Lia Prado acabou nas ruas por causa das drogas

Sinal preocupante

Para o professor de Economia na Ufrgs e especialista em Economia da Pobreza, Flávio Comin, os albergues representam o último lastro humanitário de qualquer sociedade, depois que políticas econômicas e sociais de inclusão fracassaram.

Há dois anos, Flávio e alunos da disciplina de Economia da Pobreza iniciaram uma pesquisa nos albergues da cidade. Entre os problemas constatados, o grupo indicou que os albergados enfrentam o desemprego, a desigualdade, a pobreza, um sistema educacional público falido, a discriminação sexual, as famílias destroçadas, o preconceito e a violência cotidiana.
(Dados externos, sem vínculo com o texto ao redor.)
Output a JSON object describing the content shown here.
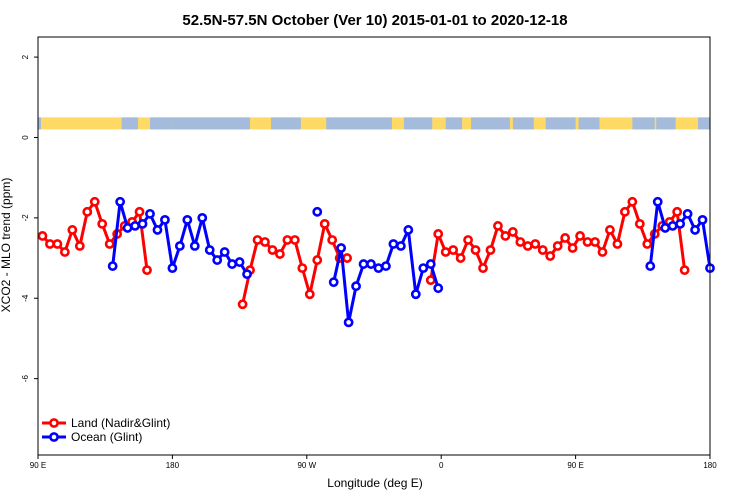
{
  "chart_data": {
    "type": "line",
    "title": "52.5N-57.5N October (Ver 10)   2015-01-01 to 2020-12-18",
    "xlabel": "Longitude (deg E)",
    "ylabel": "XCO2 - MLO trend (ppm)",
    "xlim": [
      90,
      540
    ],
    "ylim": [
      -7.9,
      2.5
    ],
    "x_ticks": [
      {
        "value": 90,
        "label": "90 E"
      },
      {
        "value": 180,
        "label": "180"
      },
      {
        "value": 270,
        "label": "90 W"
      },
      {
        "value": 360,
        "label": "0"
      },
      {
        "value": 450,
        "label": "90 E"
      },
      {
        "value": 540,
        "label": "180"
      }
    ],
    "y_ticks": [
      {
        "value": 2,
        "label": "2"
      },
      {
        "value": 0,
        "label": "0"
      },
      {
        "value": -2,
        "label": "-2"
      },
      {
        "value": -4,
        "label": "-4"
      },
      {
        "value": -6,
        "label": "-6"
      }
    ],
    "grid": false,
    "legend_position": "bottom-left",
    "land_ocean_band": {
      "y_range": [
        0.2,
        0.5
      ],
      "land_color": "#FFD966",
      "ocean_color": "#A4BBDB"
    },
    "series": [
      {
        "name": "Land (Nadir&Glint)",
        "color": "#FF0000",
        "segments": [
          [
            [
              93,
              -2.45
            ],
            [
              98,
              -2.65
            ],
            [
              103,
              -2.65
            ],
            [
              108,
              -2.85
            ],
            [
              113,
              -2.3
            ],
            [
              118,
              -2.7
            ],
            [
              123,
              -1.85
            ],
            [
              128,
              -1.6
            ],
            [
              133,
              -2.15
            ],
            [
              138,
              -2.65
            ],
            [
              143,
              -2.4
            ],
            [
              148,
              -2.2
            ],
            [
              153,
              -2.1
            ],
            [
              158,
              -1.85
            ],
            [
              163,
              -3.3
            ]
          ],
          [
            [
              227,
              -4.15
            ],
            [
              232,
              -3.3
            ],
            [
              237,
              -2.55
            ],
            [
              242,
              -2.6
            ],
            [
              247,
              -2.8
            ],
            [
              252,
              -2.9
            ],
            [
              257,
              -2.55
            ],
            [
              262,
              -2.55
            ],
            [
              267,
              -3.25
            ],
            [
              272,
              -3.9
            ],
            [
              277,
              -3.05
            ],
            [
              282,
              -2.15
            ],
            [
              287,
              -2.55
            ],
            [
              292,
              -3.0
            ],
            [
              297,
              -3.0
            ]
          ],
          [
            [
              353,
              -3.55
            ],
            [
              358,
              -2.4
            ],
            [
              363,
              -2.85
            ],
            [
              368,
              -2.8
            ],
            [
              373,
              -3.0
            ],
            [
              378,
              -2.55
            ],
            [
              383,
              -2.8
            ],
            [
              388,
              -3.25
            ],
            [
              393,
              -2.8
            ],
            [
              398,
              -2.2
            ],
            [
              403,
              -2.45
            ],
            [
              408,
              -2.35
            ],
            [
              413,
              -2.6
            ],
            [
              418,
              -2.7
            ],
            [
              423,
              -2.65
            ],
            [
              428,
              -2.8
            ],
            [
              433,
              -2.95
            ],
            [
              438,
              -2.7
            ],
            [
              443,
              -2.5
            ],
            [
              448,
              -2.75
            ],
            [
              453,
              -2.45
            ],
            [
              458,
              -2.6
            ],
            [
              463,
              -2.6
            ],
            [
              468,
              -2.85
            ],
            [
              473,
              -2.3
            ],
            [
              478,
              -2.65
            ],
            [
              483,
              -1.85
            ],
            [
              488,
              -1.6
            ],
            [
              493,
              -2.15
            ],
            [
              498,
              -2.65
            ],
            [
              503,
              -2.4
            ],
            [
              508,
              -2.2
            ],
            [
              513,
              -2.1
            ],
            [
              518,
              -1.85
            ],
            [
              523,
              -3.3
            ]
          ]
        ]
      },
      {
        "name": "Ocean (Glint)",
        "color": "#0000FF",
        "segments": [
          [
            [
              140,
              -3.2
            ],
            [
              145,
              -1.6
            ],
            [
              150,
              -2.25
            ],
            [
              155,
              -2.2
            ],
            [
              160,
              -2.15
            ],
            [
              165,
              -1.9
            ],
            [
              170,
              -2.3
            ],
            [
              175,
              -2.05
            ],
            [
              180,
              -3.25
            ],
            [
              185,
              -2.7
            ],
            [
              190,
              -2.05
            ],
            [
              195,
              -2.7
            ],
            [
              200,
              -2.0
            ],
            [
              205,
              -2.8
            ],
            [
              210,
              -3.05
            ],
            [
              215,
              -2.85
            ],
            [
              220,
              -3.15
            ],
            [
              225,
              -3.1
            ],
            [
              230,
              -3.4
            ]
          ],
          [
            [
              277,
              -1.85
            ]
          ],
          [
            [
              288,
              -3.6
            ],
            [
              293,
              -2.75
            ],
            [
              298,
              -4.6
            ],
            [
              303,
              -3.7
            ],
            [
              308,
              -3.15
            ],
            [
              313,
              -3.15
            ],
            [
              318,
              -3.25
            ],
            [
              323,
              -3.2
            ],
            [
              328,
              -2.65
            ],
            [
              333,
              -2.7
            ],
            [
              338,
              -2.3
            ],
            [
              343,
              -3.9
            ],
            [
              348,
              -3.25
            ],
            [
              353,
              -3.15
            ],
            [
              358,
              -3.75
            ]
          ],
          [
            [
              500,
              -3.2
            ],
            [
              505,
              -1.6
            ],
            [
              510,
              -2.25
            ],
            [
              515,
              -2.2
            ],
            [
              520,
              -2.15
            ],
            [
              525,
              -1.9
            ],
            [
              530,
              -2.3
            ],
            [
              535,
              -2.05
            ],
            [
              540,
              -3.25
            ]
          ]
        ]
      }
    ]
  }
}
– As consequências disso são a reprodução da incivilidade no nosso tecido social. O fato do número de albergados jovens ter aumentado é um sinal preocupante do fracasso de outras políticas públicas. Ou pior, aumento de jovens sem alternativa nenhuma na sociedade para sobreviver.

Atenção à rua

/// Porto Alegre tem 13 equipes, divididas nas nove regiões da cidade.
/// O Centro tem cinco equipes.
/// Todas as equipes ficam nos Centros de Referência Especializados em Assistência Social.
/// Para solicitar abordagem social das pessoas em situação de rua, estão disponíveis dois telefones: (51) 3289-4994 (para contatos durante o dia) e 3346-3238 (noite).
/// Vagas por albergue:
- Albergue Municipal, Rua Comendador Azevedo, 215, Bairro Floresta - oferece 120 vagas e mais 30 vagas na Operação Inverno
- Albergue Monsenhor Felipe Diel, na Praça Navegantes, 41, Bairro Navegantes - oferece 145 vagas e mais 60 vagas na Operação Inverno
- Albergue Dias da Cruz, na Avenida Azenha, 366, Bairro Azenha - oferece 90 vagas

A partir desta quarta-feira, haverá espaço para cachorro no novo prédio do Albergue Municipal de Porto Alegre

Como funciona

/// A partir de hoje, o serviço passará para o outro lado da Rua Comendador Azevedo, no Bairro Floresta, e continuará oferecendo a mesma quantidade de vagas para pessoas em situação de rua - a diferença é que terá espaço para os animais de estimação de quem procura o local.
/// Funciona das 19h às 7h.
/// Durante o inverno, são oferecidas 150 vagas diárias.
/// São 120 vagas nos demais meses do ano.
/// O acesso se encerra com a lotação das vagas.
/// Idosos, mulheres e transexuais têm preferência no acesso.
/// Em maio deste ano, 462 pessoas diferentes ingressaram no albergue municipal.
/// No total, o albergue tem mais de 3 mil cadastrados como frequentadores.
/// Durante a maior parte do ano, são ofertadas 355 vagas na rede de albergagem. A rede é composta por três unidades, sendo duas da rede conveniada e uma da rede própria. Entre 1 de junho e 30 de setembro, na Operação Inverno, são disponibilizadas mais 90 vagas, totalizando 445 vagas.